Allow me to introduce my Aunt Batsy. She is my Dad’s oldest sister. And it would be impossible to truly ever explain her to anyone. But I’m going to try.
The other day I left my cell phone at her house. I didn’t realize it until I got to the grocery store. So it was about an hour before I got back to her house to retrieve it.
When I knocked on the door I heard her yell. You left your phone! Your phone is here! Yes, that’s why I’m back.
She told me it kept ringing the entire time I was gone. That’s odd, I normally don’t get many calls. Upon further investigation, I see all the missed calls were her trying to get ahold of me to tell me she had my phone.
Nine missed calls. From Aunt Batsy. Nine voicemails. From Aunt Batsy. She had my phone.
Modern technology is not her thing.
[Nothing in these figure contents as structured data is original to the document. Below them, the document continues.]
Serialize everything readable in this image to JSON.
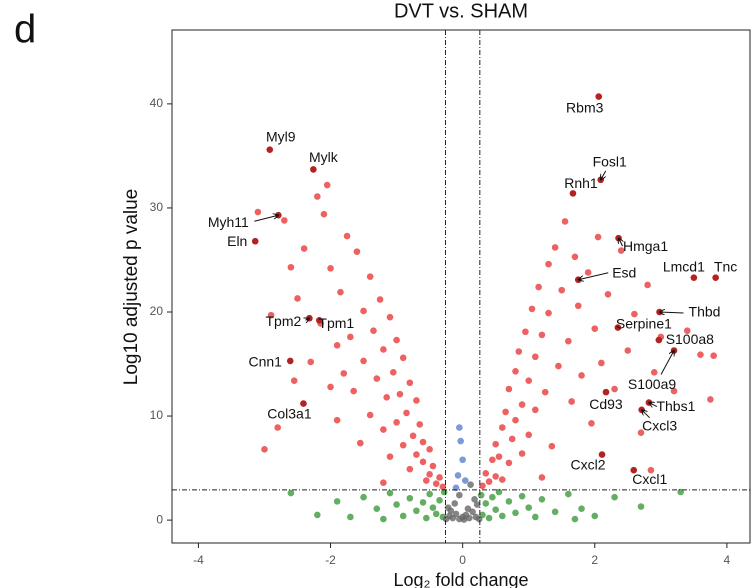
{
  "chart_data": {
    "type": "scatter",
    "panel_label": "d",
    "title": "DVT vs. SHAM",
    "xlabel": "Log₂ fold change",
    "ylabel": "Log10 adjusted p value",
    "xlim": [
      -4.4,
      4.35
    ],
    "ylim": [
      -2.2,
      47.1
    ],
    "xticks": [
      -4,
      -2,
      0,
      2,
      4
    ],
    "yticks": [
      0,
      10,
      20,
      30,
      40
    ],
    "grid": false,
    "thresholds": {
      "x": [
        -0.26,
        0.26
      ],
      "y": 2.9
    },
    "series": [
      {
        "color": "#3c9a3c",
        "x": [
          -2.6,
          -2.2,
          -1.9,
          -1.7,
          -1.5,
          -1.3,
          -1.2,
          -1.1,
          -1.0,
          -0.9,
          -0.8,
          -0.7,
          -0.6,
          -0.55,
          -0.5,
          -0.45,
          -0.4,
          -0.35,
          -0.3,
          -0.28,
          0.28,
          0.3,
          0.35,
          0.4,
          0.45,
          0.5,
          0.55,
          0.6,
          0.7,
          0.8,
          0.9,
          1.0,
          1.1,
          1.2,
          1.4,
          1.6,
          1.8,
          2.0,
          2.3,
          2.7,
          3.3,
          1.7
        ],
        "values": [
          2.6,
          0.5,
          1.8,
          0.3,
          2.2,
          1.1,
          0.1,
          2.6,
          1.5,
          0.4,
          2.1,
          0.9,
          1.7,
          0.2,
          2.5,
          1.2,
          0.6,
          1.9,
          0.3,
          2.7,
          2.4,
          0.5,
          1.6,
          0.2,
          2.2,
          1.0,
          2.7,
          0.4,
          1.8,
          0.7,
          2.3,
          1.2,
          0.3,
          2.0,
          0.8,
          2.5,
          1.1,
          0.4,
          2.2,
          1.3,
          2.7,
          0.1
        ]
      },
      {
        "color": "#666666",
        "x": [
          -0.25,
          -0.2,
          -0.15,
          -0.1,
          -0.05,
          0,
          0.05,
          0.1,
          0.15,
          0.2,
          0.25,
          -0.22,
          -0.12,
          0.08,
          0.18,
          -0.05,
          0.12,
          -0.18,
          0.02,
          0.22
        ],
        "values": [
          0.1,
          0.4,
          0.2,
          0.6,
          0.1,
          0.3,
          0.5,
          0.2,
          0.8,
          0.3,
          0.1,
          1.2,
          1.6,
          1.1,
          2.0,
          2.4,
          3.4,
          0.9,
          0.05,
          1.5
        ]
      },
      {
        "color": "#5b7fd1",
        "x": [
          -0.05,
          -0.03,
          0,
          -0.07,
          0.04,
          -0.1
        ],
        "values": [
          8.9,
          7.6,
          5.8,
          4.3,
          3.8,
          3.1
        ]
      },
      {
        "color": "#e8393b",
        "x": [
          -0.3,
          -0.35,
          -0.4,
          -0.45,
          -0.5,
          -0.5,
          -0.55,
          -0.6,
          -0.6,
          -0.65,
          -0.7,
          -0.7,
          -0.75,
          -0.8,
          -0.8,
          -0.85,
          -0.9,
          -0.9,
          -0.95,
          -1.0,
          -1.0,
          -1.05,
          -1.1,
          -1.1,
          -1.15,
          -1.2,
          -1.2,
          -1.25,
          -1.3,
          -1.35,
          -1.4,
          -1.4,
          -1.5,
          -1.5,
          -1.55,
          -1.6,
          -1.65,
          -1.7,
          -1.75,
          -1.8,
          -1.85,
          -1.9,
          -1.9,
          -2.0,
          -2.0,
          -2.1,
          -2.15,
          -2.2,
          -2.3,
          -2.4,
          -2.5,
          -2.55,
          -2.6,
          -2.7,
          -2.8,
          -2.9,
          -3.0,
          -3.1,
          -2.05,
          -1.2,
          0.3,
          0.35,
          0.4,
          0.45,
          0.5,
          0.5,
          0.55,
          0.6,
          0.6,
          0.65,
          0.7,
          0.7,
          0.75,
          0.8,
          0.8,
          0.85,
          0.9,
          0.9,
          0.95,
          1.0,
          1.0,
          1.05,
          1.1,
          1.1,
          1.15,
          1.2,
          1.25,
          1.3,
          1.3,
          1.35,
          1.4,
          1.45,
          1.5,
          1.55,
          1.6,
          1.65,
          1.7,
          1.75,
          1.8,
          1.9,
          1.95,
          2.0,
          2.05,
          2.1,
          2.2,
          2.3,
          2.4,
          2.5,
          2.6,
          2.7,
          2.8,
          2.9,
          3.0,
          3.2,
          3.4,
          3.6,
          3.8,
          3.75,
          2.85,
          1.2
        ],
        "values": [
          3.2,
          4.1,
          3.5,
          5.2,
          4.4,
          6.8,
          3.8,
          7.5,
          5.6,
          9.2,
          6.3,
          11.5,
          8.1,
          4.9,
          13.2,
          10.3,
          7.2,
          15.6,
          12.1,
          9.4,
          17.3,
          14.2,
          6.1,
          19.5,
          11.8,
          16.4,
          8.7,
          21.2,
          13.6,
          18.2,
          10.1,
          23.4,
          15.3,
          20.1,
          7.4,
          25.8,
          12.4,
          17.6,
          27.3,
          14.1,
          21.9,
          9.6,
          16.8,
          24.2,
          12.8,
          29.4,
          18.9,
          31.1,
          15.2,
          26.1,
          21.3,
          13.4,
          24.3,
          28.8,
          8.9,
          19.7,
          6.8,
          29.6,
          32.2,
          3.6,
          3.3,
          4.5,
          3.7,
          5.8,
          4.2,
          7.3,
          6.1,
          8.9,
          3.9,
          10.4,
          5.5,
          12.6,
          7.8,
          14.3,
          9.6,
          16.2,
          11.1,
          6.4,
          18.1,
          13.4,
          8.2,
          20.3,
          15.7,
          10.6,
          22.4,
          17.8,
          12.3,
          24.6,
          19.9,
          7.1,
          26.2,
          14.8,
          22.1,
          28.7,
          17.2,
          11.4,
          25.3,
          20.6,
          13.9,
          23.8,
          9.3,
          18.4,
          27.2,
          15.1,
          21.7,
          12.6,
          25.9,
          16.3,
          19.8,
          8.4,
          22.6,
          14.2,
          17.6,
          12.4,
          18.2,
          15.9,
          15.8,
          11.6,
          4.8,
          4.1
        ]
      }
    ],
    "annotation_color": "#b22222",
    "annotations": [
      {
        "label": "Rbm3",
        "x": 2.06,
        "y": 40.7
      },
      {
        "label": "Myl9",
        "x": -2.92,
        "y": 35.6
      },
      {
        "label": "Mylk",
        "x": -2.26,
        "y": 33.7
      },
      {
        "label": "Fosl1",
        "x": 2.09,
        "y": 32.7
      },
      {
        "label": "Rnh1",
        "x": 1.67,
        "y": 31.4
      },
      {
        "label": "Myh11",
        "x": -2.79,
        "y": 29.3
      },
      {
        "label": "Eln",
        "x": -3.14,
        "y": 26.8
      },
      {
        "label": "Hmga1",
        "x": 2.36,
        "y": 27.1
      },
      {
        "label": "Esd",
        "x": 1.75,
        "y": 23.1
      },
      {
        "label": "Lmcd1",
        "x": 3.5,
        "y": 23.3
      },
      {
        "label": "Tnc",
        "x": 3.83,
        "y": 23.3
      },
      {
        "label": "Thbd",
        "x": 2.98,
        "y": 20
      },
      {
        "label": "Tpm1",
        "x": -2.17,
        "y": 19.2
      },
      {
        "label": "Tpm2",
        "x": -2.32,
        "y": 19.4
      },
      {
        "label": "Serpine1",
        "x": 2.35,
        "y": 18.5
      },
      {
        "label": "S100a8",
        "x": 2.97,
        "y": 17.3
      },
      {
        "label": "Cnn1",
        "x": -2.61,
        "y": 15.3
      },
      {
        "label": "S100a9",
        "x": 3.2,
        "y": 16.3
      },
      {
        "label": "Cd93",
        "x": 2.17,
        "y": 12.3
      },
      {
        "label": "Thbs1",
        "x": 2.82,
        "y": 11.3
      },
      {
        "label": "Col3a1",
        "x": -2.41,
        "y": 11.2
      },
      {
        "label": "Cxcl3",
        "x": 2.71,
        "y": 10.6
      },
      {
        "label": "Cxcl2",
        "x": 2.11,
        "y": 6.3
      },
      {
        "label": "Cxcl1",
        "x": 2.59,
        "y": 4.8
      }
    ]
  }
}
I can’t bring myself to tell anyone her age. I’m not even exactly sure I know it.
She is the oldest of five siblings and the only girl, but she always told us she was the youngest. So, of course, I believed this. When I was in high school I had my friend over at her house. She asked how old Aunt Batsy was and I answered 35.
I mean that’s how old Aunt Batsy told me she was. Why would she lie? My friend looked right at me and said, she’s not 35. Not even close.
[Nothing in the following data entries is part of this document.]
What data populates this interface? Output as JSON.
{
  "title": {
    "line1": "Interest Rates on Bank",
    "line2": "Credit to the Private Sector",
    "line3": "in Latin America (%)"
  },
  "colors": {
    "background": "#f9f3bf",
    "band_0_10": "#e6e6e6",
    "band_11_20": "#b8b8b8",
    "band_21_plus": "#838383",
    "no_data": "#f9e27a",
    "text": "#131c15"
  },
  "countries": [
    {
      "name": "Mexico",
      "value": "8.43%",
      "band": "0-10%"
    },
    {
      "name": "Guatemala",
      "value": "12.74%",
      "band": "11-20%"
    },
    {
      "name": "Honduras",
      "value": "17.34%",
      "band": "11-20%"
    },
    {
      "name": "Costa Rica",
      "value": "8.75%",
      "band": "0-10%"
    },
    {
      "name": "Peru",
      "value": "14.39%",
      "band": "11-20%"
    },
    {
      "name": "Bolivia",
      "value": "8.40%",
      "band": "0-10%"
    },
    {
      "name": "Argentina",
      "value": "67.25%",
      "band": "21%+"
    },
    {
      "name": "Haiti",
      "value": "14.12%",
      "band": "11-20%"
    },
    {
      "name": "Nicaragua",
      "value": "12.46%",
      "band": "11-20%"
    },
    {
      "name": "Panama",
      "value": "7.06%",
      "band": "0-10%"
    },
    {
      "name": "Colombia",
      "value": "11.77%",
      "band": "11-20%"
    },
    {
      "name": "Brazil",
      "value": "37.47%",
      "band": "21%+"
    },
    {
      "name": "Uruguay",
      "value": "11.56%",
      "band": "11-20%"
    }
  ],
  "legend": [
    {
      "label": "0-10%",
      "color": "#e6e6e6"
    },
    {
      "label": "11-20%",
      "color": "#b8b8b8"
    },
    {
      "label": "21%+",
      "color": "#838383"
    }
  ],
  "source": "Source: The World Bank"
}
That was the first time I really looked at Aunt Batsy and thought about it. My friend was right. Not even close.
Aunt Batsy lived with my Grandma and took awesome care of her, and that’s why my Grandma lived till she was 89. When my grandma died, Aunt Batsy wanted to get her a nice new dress to spend her eternal life in. So my cousins, Boo and Shelly, and I, took her shopping.
This is where it got weird. We arrived at the store and Aunt Batsy didn’t want to tell anyone why we were there. Just a couple of college-aged girls and their aunt shopping in the old lady dress section.
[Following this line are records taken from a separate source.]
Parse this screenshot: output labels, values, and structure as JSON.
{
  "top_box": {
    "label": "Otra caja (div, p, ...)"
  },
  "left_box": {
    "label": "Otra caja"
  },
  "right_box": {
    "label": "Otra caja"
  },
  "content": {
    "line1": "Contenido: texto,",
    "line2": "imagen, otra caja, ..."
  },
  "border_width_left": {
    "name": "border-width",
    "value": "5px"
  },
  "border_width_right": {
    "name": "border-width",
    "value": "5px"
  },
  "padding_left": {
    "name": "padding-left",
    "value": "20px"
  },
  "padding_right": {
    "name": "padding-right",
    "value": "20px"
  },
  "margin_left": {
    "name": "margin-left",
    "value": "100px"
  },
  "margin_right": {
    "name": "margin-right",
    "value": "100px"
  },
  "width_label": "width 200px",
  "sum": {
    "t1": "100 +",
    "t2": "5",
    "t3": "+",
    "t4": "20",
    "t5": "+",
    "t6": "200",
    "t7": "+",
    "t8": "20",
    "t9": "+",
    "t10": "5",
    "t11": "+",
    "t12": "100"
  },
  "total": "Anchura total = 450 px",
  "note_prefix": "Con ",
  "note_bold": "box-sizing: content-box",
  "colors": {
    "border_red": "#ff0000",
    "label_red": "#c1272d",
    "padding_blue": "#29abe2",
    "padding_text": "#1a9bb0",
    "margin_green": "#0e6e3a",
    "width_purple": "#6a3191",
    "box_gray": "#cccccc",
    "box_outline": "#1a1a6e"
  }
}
We find a nice peach-colored, bedazzled dress that screams eternity. And then it happens. She looks at us and asks, ok, which one of you are going to try it on?
Um, excuse me? Try on the dress our dead Grandma is going to be buried in? Gross. No thanks.
Immediately, Boo and I take a step back and there’s Shelly, front and center volunteering. Turns out Shelly didn’t really have a problem with this. She rather enjoyed it.
She came out of that dressing room and rocked that old lady dress. The rhinestones made her eyes sparkle. Shelly even went as far as to lay down in it, so we could get a glimpse of how it would actually look on Grandma. Now that’s a granddaughter.
I like to write on Facebook about Aunt Batsy. Just a pic of her and my kids. Something funny she said or did. She’s great material.
Little did I know she knew about all this. Turns out, she gets calls from people who see the posts. So I’m over there one day and she has something really important to tell me. So important I can’t even remember what it was.
But she looks me right in the eye and says, dead seriously, now this is between me and you, don’t go posting this on ebay.
I promise I will never post anything you say on ebay. And I never have.